The boil erupted, and bodily fluid splattered all over the windows of the hotel room. Finally, the once round protuberance was nothing more than an oozing crater on my leg. With a solitary show of mercy, my mother handed me a tissue to mop up the mess of liquid on my leg.
Slowly, my family shook off the craze that had possessed them and returned to their normal selves. They leisurely found seats in the hotel room as if nothing had happened. I watched each of them warily before my eyes closed in exhaustion.
Sprawled out in the desk chair, leg throbbing, I was ready for death.
“Well, that must feel better!” my mother said cheerily.
A few minutes passed, and my rapid, shallow breathing began to return to normal. My eyes fluttered open, and I sat up a bit in the chair. The pain was still coming in steady drum beats, but it was lessening.
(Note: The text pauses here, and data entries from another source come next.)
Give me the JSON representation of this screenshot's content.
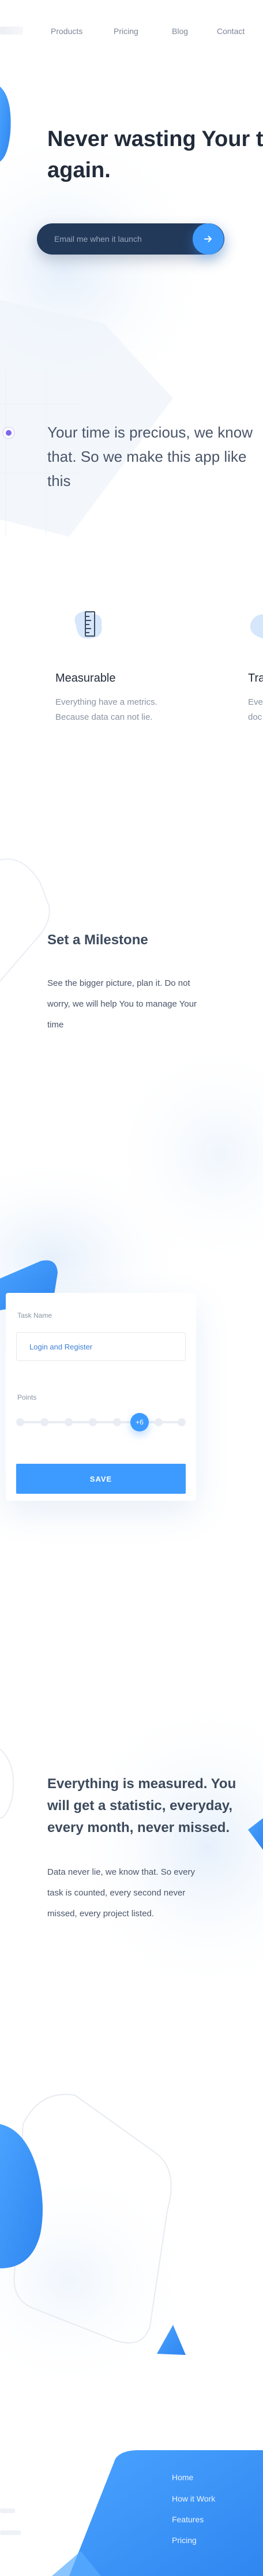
{
  "nav": {
    "items": [
      "Products",
      "Pricing",
      "Blog",
      "Contact"
    ]
  },
  "hero": {
    "title_line1": "Never wasting Your t",
    "title_line2": "again.",
    "email_placeholder": "Email me when it launch",
    "submit_icon": "arrow-right-icon"
  },
  "intro": {
    "text": "Your time is precious, we know that. So we make this app like this"
  },
  "features": [
    {
      "title": "Measurable",
      "desc": "Everything have a metrics. Because data can not lie.",
      "icon": "ruler-icon"
    },
    {
      "title": "Tra",
      "desc": "Eve\ndoc"
    }
  ],
  "milestone": {
    "title": "Set a Milestone",
    "desc": "See the bigger picture, plan it. Do not worry, we will help You to manage Your time"
  },
  "form": {
    "task_label": "Task Name",
    "task_value": "Login and Register",
    "points_label": "Points",
    "points_value": "+6",
    "points_fraction": 0.75,
    "save_label": "SAVE"
  },
  "measured": {
    "title": "Everything is measured. You will get a statistic, everyday, every month, never missed.",
    "desc": "Data never lie, we know that. So every task is counted, every second never missed, every project listed."
  },
  "footer": {
    "links": [
      "Home",
      "How it Work",
      "Features",
      "Pricing"
    ]
  },
  "colors": {
    "accent": "#3d9bff",
    "dark": "#22395a",
    "text": "#3d4a5c"
  }
}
My family were still in their respective seats, my sister lounging on one bed, my mother on the other, and my father relaxing in an armchair, scrolling on his phone.
Suddenly, my mother broke the peaceful quiet.
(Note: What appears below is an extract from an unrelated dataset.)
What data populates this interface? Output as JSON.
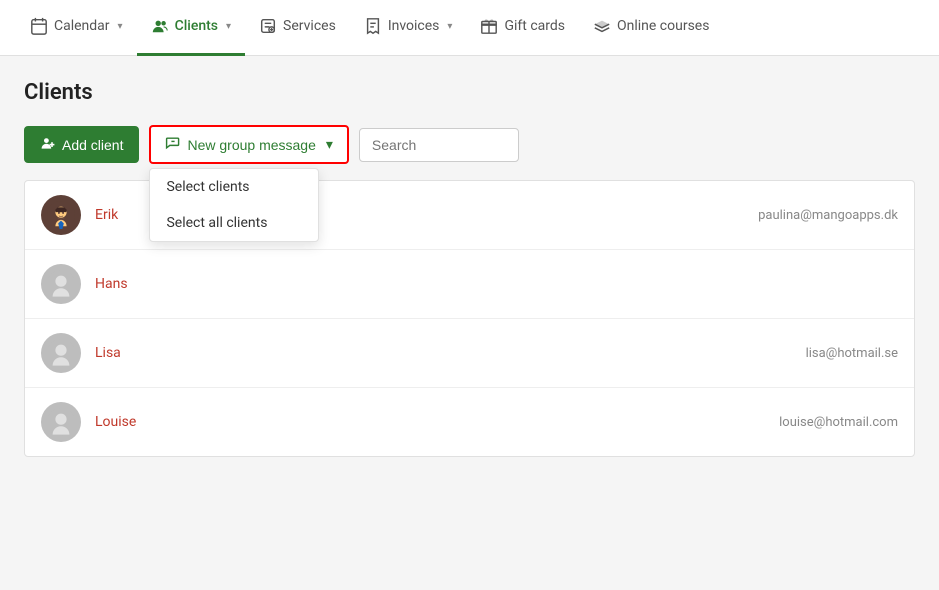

“You know,” she said pensively, “that would have been a lot easier with a sharp needle. We should have gotten you one instead of that dull pin.”
“That would’ve been smart,” my dad chimed in. “But I’m looking it up now, and you’re actually not even supposed to pop boils.” He held out his phone to show us the results of his research. “You’re just supposed to use a hot compress for a few days.”
I arrived at the theatre that evening like a soldier returned home from war. No one, cast or crew, knew of the horrors that I had just survived. Aside from perhaps a slight limp, all looked normal.
My family loved the show. They didn’t quite seem to grasp the irony of their sudden case of bloodlust before attending a show where a plant convinces an otherwise charming man to feed him people so he can take over the world, but they liked the singing.
The show’s final song, which warned the audience against listening to their base, greedy desires, echoed in my ears long after the curtain had fallen.
To me the message was clear—no matter what desperation it causes your family, how bloodthirsty they become, how fervent they are for your pain—don’t pop the boil.